In my 20 year career of going up and down the country, coaching trainers in colleges, I have seen young people being shown hundreds of ways of how to cook an omelette. Some were not very good and the students were confused! No wonder young people were struggling to get jobs in omelette restaurants when they left college!

I'm not saying that's because the college trainers weren't good hairdressers; the problem was they were all following a different recipe and formula, even between tutors within the same college. No-­one had given the college trainers the necessary time and training so they could all sing from the same hymn sheet. But imagine if all the trainers were working on the same recipe, all helping one another to produce the same, quick, simple, Michelin 3-star recipe.
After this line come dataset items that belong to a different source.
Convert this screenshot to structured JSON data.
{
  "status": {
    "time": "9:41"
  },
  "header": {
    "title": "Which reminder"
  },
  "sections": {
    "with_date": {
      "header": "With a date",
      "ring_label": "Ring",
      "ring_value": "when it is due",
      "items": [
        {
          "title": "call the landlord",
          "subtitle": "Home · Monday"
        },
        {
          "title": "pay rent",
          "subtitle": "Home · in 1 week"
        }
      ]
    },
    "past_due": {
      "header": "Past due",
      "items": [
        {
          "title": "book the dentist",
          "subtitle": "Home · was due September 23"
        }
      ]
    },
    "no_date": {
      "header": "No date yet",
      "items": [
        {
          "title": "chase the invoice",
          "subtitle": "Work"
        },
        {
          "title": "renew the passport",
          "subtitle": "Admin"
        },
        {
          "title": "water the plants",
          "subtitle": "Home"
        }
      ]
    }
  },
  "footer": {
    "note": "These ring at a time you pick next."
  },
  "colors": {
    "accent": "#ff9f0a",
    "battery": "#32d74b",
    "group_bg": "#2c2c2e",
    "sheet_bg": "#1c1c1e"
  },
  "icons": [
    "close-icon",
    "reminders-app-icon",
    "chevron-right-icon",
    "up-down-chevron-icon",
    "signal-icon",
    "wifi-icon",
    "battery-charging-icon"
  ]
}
At Lee Stafford Education we don't want to share with you 100s of ways to cook a mediocre omelette; we just want to share with you one Michelin starred way to cook an omelette -­ EVERY time.

Because once you can do that, it doesn’t take much to add to the recipe to be able to cook 100's of different Michelin starred omelettes.

So the rules at Lee Stafford Education are simple; follow the rules of the recipe until you hit a “Michelin starred” result.

Once you do that, and you are technically sound, then knock yourself out creatively and break every rule in the book.

We believe that when top class technique becomes second nature, then our creativity can truly run free.